Miguel Pro, icône du Christ (+1927)

Le 23 novembre 1927, le président mexicain Plutarco Calles préside l’exécution capitale du jeune jésuite Miguel Pro, qu’il regarde comme une réjouissante cérémonie patriotique, et ordonne que le supplice soit filmé et que les images soient diffusées à travers tout le pays afin de terrifier les catholiques en rébellion contre sa politique persécutrice. Aveuglé par la haine, Calles a perdu de vue une réalité toujours vérifiée depuis l’Antiquité : « le sang des martyrs est semence de chrétiens », de sorte que la mort en direct du père Pro n’aura pas les résultats escomptés, tant s’en faut !


Les raisons d'y croire

  • En 1910, le Mexique est en pleine révolte et les révolutionnaires tournent leur hargne contre l’Église, tenue pour complice des riches propriétaires terriens, ce qui autorise à brutaliser prêtres et fidèles. Les catholiques savent que cette situation risque de s’aggraver, voire de déboucher sur une persécution d’une extrême violence. Dans ces conditions, pour devenir prêtre, il faut véritablement avoir la certitude inébranlable d’avoir entendu l’appel du Christ à le servir. Cette certitude habite Miguel et ne le quittera jamais, en dépit des difficultés et épreuves qui l’attendent avant de parvenir au sacerdoce. Il entre en 1911, à vingt ans, au juvénat, équivalent du noviciat dans la Compagnie de Jésus.

  • En 1914, la maison de formation où il étudie est attaquée par les insurgés, qui molestent les prêtres enseignants et mettent le feu à la bibliothèque dans l’idée, exacte, que, privés de leurs livres, les étudiants devront partir ou renoncer. C’est ce qui se passe et les supérieurs, faute de pouvoir assurer la sécurité des novices et de les préparer convenablement, décident de les envoyer dans une autre maison de formation, en Californie. Quitter sa patrie et ses proches, pour un temps indéterminé, est un sacrifice que Miguel accepte.

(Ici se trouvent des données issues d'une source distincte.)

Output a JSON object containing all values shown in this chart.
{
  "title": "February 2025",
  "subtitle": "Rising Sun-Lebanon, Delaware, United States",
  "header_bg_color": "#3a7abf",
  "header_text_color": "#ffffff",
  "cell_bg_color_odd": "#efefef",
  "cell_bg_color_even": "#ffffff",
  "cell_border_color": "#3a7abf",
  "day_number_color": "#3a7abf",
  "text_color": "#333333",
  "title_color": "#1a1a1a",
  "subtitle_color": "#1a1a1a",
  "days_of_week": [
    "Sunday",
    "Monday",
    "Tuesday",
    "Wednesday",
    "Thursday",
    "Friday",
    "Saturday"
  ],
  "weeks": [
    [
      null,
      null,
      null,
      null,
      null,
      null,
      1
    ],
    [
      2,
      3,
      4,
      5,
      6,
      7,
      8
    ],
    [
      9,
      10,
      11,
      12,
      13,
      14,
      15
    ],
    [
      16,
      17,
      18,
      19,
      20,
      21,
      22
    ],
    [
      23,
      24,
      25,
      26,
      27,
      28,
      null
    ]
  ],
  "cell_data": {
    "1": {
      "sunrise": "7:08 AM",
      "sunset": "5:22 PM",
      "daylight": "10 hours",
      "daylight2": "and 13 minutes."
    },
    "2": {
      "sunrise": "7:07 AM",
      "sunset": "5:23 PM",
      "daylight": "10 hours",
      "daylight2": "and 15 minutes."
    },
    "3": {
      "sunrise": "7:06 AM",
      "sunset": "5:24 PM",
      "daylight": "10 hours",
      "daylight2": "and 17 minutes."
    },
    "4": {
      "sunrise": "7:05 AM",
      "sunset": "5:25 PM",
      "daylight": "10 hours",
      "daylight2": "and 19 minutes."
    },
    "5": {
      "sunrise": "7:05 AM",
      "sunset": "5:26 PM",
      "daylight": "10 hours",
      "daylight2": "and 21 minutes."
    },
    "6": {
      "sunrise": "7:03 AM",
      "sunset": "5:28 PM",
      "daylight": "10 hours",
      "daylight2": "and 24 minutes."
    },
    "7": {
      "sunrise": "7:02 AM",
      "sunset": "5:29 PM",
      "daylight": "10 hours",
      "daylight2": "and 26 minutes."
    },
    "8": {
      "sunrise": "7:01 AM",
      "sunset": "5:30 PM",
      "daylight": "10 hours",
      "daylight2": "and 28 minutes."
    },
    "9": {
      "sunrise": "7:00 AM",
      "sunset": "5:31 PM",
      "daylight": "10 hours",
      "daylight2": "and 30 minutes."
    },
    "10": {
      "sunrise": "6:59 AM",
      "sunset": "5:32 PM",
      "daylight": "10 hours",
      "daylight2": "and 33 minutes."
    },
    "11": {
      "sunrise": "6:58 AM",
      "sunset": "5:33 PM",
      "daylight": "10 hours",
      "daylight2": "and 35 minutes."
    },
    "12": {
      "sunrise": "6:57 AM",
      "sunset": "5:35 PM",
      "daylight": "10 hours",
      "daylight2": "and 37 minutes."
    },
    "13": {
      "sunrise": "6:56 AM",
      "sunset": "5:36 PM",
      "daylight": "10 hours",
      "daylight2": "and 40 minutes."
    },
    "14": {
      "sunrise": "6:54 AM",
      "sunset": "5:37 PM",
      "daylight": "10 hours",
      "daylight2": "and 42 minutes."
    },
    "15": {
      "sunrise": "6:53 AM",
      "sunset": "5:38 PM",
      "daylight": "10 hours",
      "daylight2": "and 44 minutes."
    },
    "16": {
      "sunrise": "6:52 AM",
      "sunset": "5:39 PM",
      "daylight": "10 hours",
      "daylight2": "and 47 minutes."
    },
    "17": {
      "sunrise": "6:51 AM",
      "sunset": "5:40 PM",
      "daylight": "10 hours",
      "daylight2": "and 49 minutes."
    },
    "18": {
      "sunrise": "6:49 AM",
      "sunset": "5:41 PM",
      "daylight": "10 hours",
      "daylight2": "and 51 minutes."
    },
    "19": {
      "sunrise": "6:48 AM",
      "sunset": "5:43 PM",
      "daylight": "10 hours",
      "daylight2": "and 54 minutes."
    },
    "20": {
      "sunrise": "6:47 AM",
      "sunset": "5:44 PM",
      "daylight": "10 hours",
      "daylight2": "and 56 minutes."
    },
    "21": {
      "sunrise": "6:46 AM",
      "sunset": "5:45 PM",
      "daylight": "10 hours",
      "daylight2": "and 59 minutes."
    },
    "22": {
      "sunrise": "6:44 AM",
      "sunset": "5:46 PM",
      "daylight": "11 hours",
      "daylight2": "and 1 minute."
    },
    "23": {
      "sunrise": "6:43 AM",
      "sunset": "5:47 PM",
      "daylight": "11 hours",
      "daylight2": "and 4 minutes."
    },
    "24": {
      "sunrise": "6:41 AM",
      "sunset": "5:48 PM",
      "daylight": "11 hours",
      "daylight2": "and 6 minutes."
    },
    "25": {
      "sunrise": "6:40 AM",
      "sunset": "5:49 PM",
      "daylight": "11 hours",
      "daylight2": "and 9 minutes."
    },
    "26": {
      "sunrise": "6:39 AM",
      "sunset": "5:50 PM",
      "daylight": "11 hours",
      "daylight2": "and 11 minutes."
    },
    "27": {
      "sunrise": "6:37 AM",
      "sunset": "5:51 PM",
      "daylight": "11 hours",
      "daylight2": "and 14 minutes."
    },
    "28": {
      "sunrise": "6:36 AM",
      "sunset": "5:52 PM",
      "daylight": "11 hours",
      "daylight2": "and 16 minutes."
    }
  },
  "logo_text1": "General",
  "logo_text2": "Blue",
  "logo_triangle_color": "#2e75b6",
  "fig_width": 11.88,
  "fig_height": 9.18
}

  • Au cours de ses études, il s’intéresse aux questions sociales et aux classes défavorisées dont il aimerait, de retour chez lui, contribuer à améliorer le sort. Ce choix d’apostolat prouve que Miguel, loin d’en vouloir à ceux qui l’ont contraint à l’exil, leur veut du bien et souhaite leur offrir une autre image de l’Église que celle de privilégiés égoïstes. Il prouve sa capacité à pardonner à ses ennemis et à rendre le bien pour le mal, caractéristiques de la sainteté.

  • Il est ordonné prêtre le 31 août 1925 et manifeste son désir de regagner le Mexique. Il sait le moment mal choisi puisque Calles, le nouveau président, franc-maçon et athée militant, affirme vouloir éradiquer le christianisme du pays par tous les moyens. En pareil cas, l’Église, suivant le conseil évangélique ( Matthieu 10,23 ) – « Si l’on vous pourchasse dans une ville, allez dans une autre et si l’on vous pourchasse aussi dans celle-ci, allez dans une troisième » –, n’oblige pas les laïcs ou les prêtres à s’exposer à la persécution et au martyre. Il n’y a aucun péché à les fuir. Miguel Pro sait risquer sa liberté, voire sa vie, mais l’accepte joyeusement pour l’amour du Christ, afin d’assurer pour les fidèles la continuité du culte et l’accès aux sacrements.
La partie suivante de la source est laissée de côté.